In this post, we cover how arrow functions with generic parameters can be implemented. It’s not as straightforward as we might think.

Generic Arrow Functions

An example

Consider the generic arrow function below:

const firstOrNull = <T>(
  arr: T[]
): T | null =>
  arr.length === 0 ? null : arr[0];

This is a strongly-typed function that returns the first item in an array or null if it is empty.

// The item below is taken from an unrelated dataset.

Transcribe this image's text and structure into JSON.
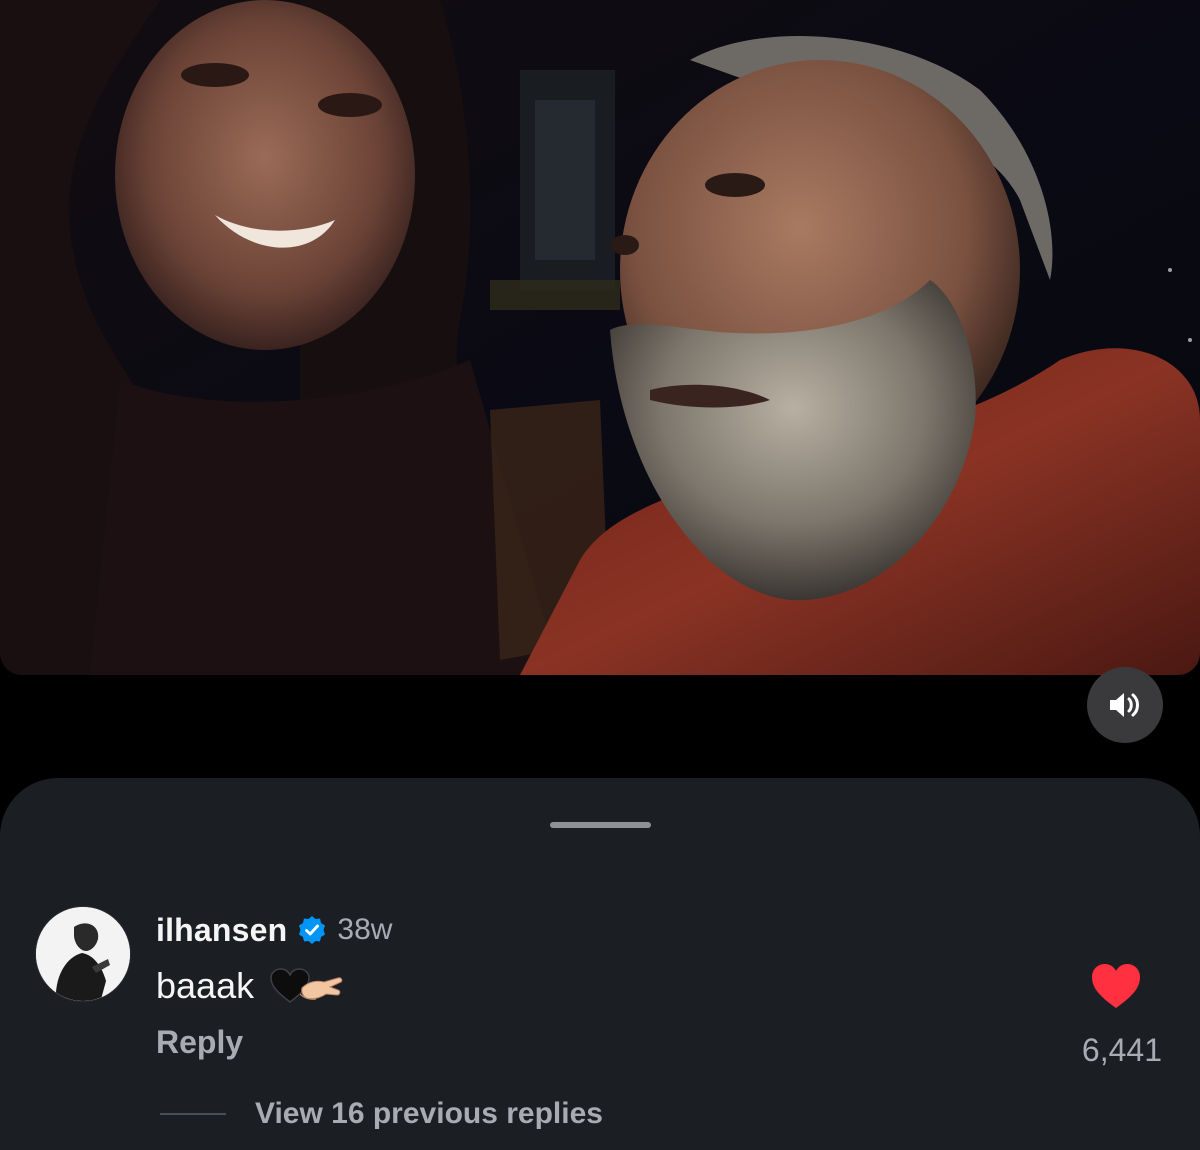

This code is problematic though:

Arrow function errors

If we look at the transpiled code, we get a clue as to what the problem is:

Transpiled arrow function

The angle brackets are being confused with a JSX element!

Extends trick

In order to resolve the error, we need to help the transpilation process treat angle brackets as generic parameters. One way to do this is to add a constraint:

const firstOrNull = <T extends unknown>(  arr: T[]
): T | null =>
  arr.length === 0 ? null : arr[0];

We extend from unknown because every type is assignable to unknown. The any type could also be used, but this isn’t type-safe.

Comma trick

Another trick is to add a comma after the generic parameter:

const firstOrNull = <T,>(  arr: T[]
): T | null =>
  arr.length === 0 ? null : arr[0];

This is the syntax for defining multiple parameters and doesn’t error, even though we haven’t defined two parameters. This is enough for the transpilation process to treat the angle brackets as generic parameters.

Just use a regular function

Arguably the simplest solution is to use a regular function as opposed to an arrow function:

function firstOrNull<T>(arr: T[]): T | null {
  return arr.length === 0 ? null : arr[0];

It works like a treat and no tricks!